= Alec Geddes =

Scottish communist activist (1888–1964)

Alexander Geddes (29 May 1888 – 10 July 1964) was a Scottish communist and political candidate. In newspaper coverage of his political activities, his first name was often shortened to Alex or Alec.

==Biography==
Geddes was born in Wick in 1888, and worked there as a fish smoker. He married Margaret Clark Kinloch in 1909. They moved to Greenock, where he was employed in a torpedo factory during World War I. He joined the Amalgamated Engineering Union and, inspired by the Clyde Workers' Committee, became a prominent figure in the Greenock Workers' Committee. His first political speech was in the run-up to the 1918 general election, when he spoke in support of Fred Shaw, unsuccessful British Socialist Party candidate for the Greenock constituency.

Geddes attended the Communist Unity Convention of 1920 on behalf of the Greenock Workers' Committee. He advocated for a separate Scottish communist party, a view he shared with John Maclean. Geddes co-founded the Scottish Communist Party and was appointed its treasurer. However, advocates for a separate Scottish CP were defeated at its first meeting; members voted instead to seek amalgamation with the new Communist Party of Great Britain (CPGB). Geddes acceded to this plan, and became a member of the CPGB himself.

Geddes chaired the Greenock Unemployed Workers' Committee and was nominated to stand at the 1922 general election. He had the support of the CPGB, the local trades and labour council, and the Independent Labour Party (ILP). But he did not try to win the endorsement of the national Labour Party to stand as their official candidate. He took 9,776 votes, finishing second with 34.1% of the votes cast. For the 1923 election, he was again nominated by the local trades and labour council. The ILP protested what it regarded as aggressive maneuvers by "an extreme Labour-Communist section", and withdrew from the council. Nevertheless, Geddes improved his electoral result, collecting 10,335 votes, or 38% of the total.

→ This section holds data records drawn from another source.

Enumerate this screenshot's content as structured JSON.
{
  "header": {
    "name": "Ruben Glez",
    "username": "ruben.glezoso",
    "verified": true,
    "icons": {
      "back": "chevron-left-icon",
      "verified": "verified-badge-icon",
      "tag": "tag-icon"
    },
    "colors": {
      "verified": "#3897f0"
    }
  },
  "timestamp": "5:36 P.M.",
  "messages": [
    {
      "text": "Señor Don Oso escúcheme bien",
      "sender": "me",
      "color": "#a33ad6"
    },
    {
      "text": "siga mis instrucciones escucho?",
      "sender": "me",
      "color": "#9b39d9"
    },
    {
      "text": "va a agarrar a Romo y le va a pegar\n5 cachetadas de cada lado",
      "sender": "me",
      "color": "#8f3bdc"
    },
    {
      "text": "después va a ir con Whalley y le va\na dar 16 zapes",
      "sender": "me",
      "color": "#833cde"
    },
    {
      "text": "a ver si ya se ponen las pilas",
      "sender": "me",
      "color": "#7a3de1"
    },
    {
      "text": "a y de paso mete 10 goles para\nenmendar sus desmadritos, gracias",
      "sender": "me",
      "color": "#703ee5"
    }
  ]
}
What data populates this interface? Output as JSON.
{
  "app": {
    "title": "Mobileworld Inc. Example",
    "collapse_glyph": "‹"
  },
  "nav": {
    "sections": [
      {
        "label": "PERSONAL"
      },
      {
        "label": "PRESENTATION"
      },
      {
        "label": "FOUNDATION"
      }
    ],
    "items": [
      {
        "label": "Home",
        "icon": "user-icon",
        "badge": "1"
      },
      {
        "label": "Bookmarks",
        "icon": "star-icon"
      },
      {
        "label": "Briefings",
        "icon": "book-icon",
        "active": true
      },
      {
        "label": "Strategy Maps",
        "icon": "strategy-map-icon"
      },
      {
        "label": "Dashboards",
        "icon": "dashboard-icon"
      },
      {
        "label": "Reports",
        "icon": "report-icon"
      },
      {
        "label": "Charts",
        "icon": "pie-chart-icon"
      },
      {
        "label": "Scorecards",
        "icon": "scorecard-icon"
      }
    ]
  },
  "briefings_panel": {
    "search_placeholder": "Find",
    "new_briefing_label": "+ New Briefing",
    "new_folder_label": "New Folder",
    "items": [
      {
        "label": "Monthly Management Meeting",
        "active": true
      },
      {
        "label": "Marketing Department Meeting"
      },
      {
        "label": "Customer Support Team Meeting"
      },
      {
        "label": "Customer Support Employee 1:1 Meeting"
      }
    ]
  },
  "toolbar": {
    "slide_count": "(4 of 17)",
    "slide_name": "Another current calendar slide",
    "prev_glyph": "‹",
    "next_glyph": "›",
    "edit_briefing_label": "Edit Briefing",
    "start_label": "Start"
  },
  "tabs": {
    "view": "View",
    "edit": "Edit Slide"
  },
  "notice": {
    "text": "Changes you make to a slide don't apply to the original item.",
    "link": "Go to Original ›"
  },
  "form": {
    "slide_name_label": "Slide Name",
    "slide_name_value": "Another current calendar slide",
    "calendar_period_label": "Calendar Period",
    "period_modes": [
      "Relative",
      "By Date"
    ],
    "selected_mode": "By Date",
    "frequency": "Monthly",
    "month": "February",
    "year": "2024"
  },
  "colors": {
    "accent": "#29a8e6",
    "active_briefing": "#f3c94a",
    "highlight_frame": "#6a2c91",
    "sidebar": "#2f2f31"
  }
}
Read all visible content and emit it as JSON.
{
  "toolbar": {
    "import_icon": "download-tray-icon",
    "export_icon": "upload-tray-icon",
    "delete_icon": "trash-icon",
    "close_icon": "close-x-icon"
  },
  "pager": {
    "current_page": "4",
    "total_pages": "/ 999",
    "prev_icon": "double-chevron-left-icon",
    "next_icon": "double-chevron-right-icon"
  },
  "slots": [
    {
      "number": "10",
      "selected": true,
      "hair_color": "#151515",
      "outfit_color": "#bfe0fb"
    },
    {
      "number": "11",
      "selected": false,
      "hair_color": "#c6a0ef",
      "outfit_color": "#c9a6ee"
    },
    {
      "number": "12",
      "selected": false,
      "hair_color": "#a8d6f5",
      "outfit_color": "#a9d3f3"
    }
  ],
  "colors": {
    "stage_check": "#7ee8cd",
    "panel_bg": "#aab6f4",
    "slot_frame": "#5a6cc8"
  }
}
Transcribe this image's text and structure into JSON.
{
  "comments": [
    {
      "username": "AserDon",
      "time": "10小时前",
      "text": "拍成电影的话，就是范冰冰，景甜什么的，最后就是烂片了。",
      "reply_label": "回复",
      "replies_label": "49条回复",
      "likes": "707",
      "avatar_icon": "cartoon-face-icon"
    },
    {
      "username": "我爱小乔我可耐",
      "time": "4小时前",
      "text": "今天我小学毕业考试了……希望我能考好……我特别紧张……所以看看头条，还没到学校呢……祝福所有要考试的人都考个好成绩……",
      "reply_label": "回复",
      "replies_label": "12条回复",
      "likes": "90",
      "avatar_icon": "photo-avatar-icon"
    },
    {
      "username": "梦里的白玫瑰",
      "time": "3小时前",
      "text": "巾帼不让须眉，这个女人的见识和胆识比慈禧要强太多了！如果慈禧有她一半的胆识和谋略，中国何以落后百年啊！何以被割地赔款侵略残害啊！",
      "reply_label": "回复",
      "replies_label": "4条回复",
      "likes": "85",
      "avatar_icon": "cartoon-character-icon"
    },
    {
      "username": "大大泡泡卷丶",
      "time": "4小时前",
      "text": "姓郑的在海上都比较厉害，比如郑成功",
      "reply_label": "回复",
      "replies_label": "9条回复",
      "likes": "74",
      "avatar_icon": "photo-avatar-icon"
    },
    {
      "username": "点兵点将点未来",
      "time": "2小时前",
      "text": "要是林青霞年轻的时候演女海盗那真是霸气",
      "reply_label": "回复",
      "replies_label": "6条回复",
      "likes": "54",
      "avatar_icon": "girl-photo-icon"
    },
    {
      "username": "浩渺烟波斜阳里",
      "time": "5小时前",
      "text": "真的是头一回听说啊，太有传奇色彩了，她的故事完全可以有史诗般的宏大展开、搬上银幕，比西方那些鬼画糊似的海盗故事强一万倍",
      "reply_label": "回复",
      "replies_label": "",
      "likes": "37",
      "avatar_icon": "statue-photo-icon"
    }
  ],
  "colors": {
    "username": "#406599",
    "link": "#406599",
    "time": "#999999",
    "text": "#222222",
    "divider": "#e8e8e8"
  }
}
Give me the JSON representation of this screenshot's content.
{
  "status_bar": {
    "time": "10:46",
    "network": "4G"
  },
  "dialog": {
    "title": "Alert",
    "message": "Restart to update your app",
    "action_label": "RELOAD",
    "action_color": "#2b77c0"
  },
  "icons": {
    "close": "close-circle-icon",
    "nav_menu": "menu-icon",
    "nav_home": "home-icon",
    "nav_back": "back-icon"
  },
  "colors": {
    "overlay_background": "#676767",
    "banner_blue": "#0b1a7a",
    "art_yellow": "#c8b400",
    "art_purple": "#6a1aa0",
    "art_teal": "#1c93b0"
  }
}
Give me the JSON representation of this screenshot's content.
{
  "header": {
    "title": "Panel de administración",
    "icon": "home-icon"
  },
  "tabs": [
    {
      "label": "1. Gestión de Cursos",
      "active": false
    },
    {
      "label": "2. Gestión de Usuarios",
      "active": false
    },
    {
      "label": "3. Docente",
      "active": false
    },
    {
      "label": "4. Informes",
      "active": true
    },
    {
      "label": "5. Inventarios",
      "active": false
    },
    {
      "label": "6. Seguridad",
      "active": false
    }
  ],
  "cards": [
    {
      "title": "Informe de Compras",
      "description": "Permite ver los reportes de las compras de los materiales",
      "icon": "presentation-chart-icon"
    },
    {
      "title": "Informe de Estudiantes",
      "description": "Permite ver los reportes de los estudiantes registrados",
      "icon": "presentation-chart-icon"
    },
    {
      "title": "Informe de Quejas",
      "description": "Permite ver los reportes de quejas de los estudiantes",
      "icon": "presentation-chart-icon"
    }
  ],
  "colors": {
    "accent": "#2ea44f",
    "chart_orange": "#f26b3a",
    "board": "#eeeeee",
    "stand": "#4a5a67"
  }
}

At the 1924 general election, Geddes was once more adopted by the local trades council, but this time ran against a Labour Party candidate, who he outperformed, taking second place with 29.0%. Geddes' final contest came in 1929 when he took 20%. In these general elections, he was pitted against Liberal MP Sir Godfrey Collins, who held the Greenock seat for many years. In 1928, Geddes won election to the Greenock parish council, and served a single term.

Geddes visited the Soviet Union in 1925. He viewed the Red Army on the Polish border, and received a banner from the Samara Cavalry Division as a gift, which he presented to the CPGB. His daughter Euphemia "Effie" Geddes was a leading figure in the CPGB's "British Pioneers" children's movement. At age 22, while heading a delegation of Pioneers on a tour of the USSR, Effie became ill and died suddenly in September 1933 in Kharkov. After this loss, Geddes appears to have largely withdrawn from public life, with only occasional mention. In September 1943, he spoke at a rally in support of the war effort. In July 1945 he had a letter printed in the Greenock Telegraph in which he urged readers to back the communist candidate J. R. Campbell.

On 10 July 1964, Alexander Geddes died in a hospital in Ilford, Essex. He was 76.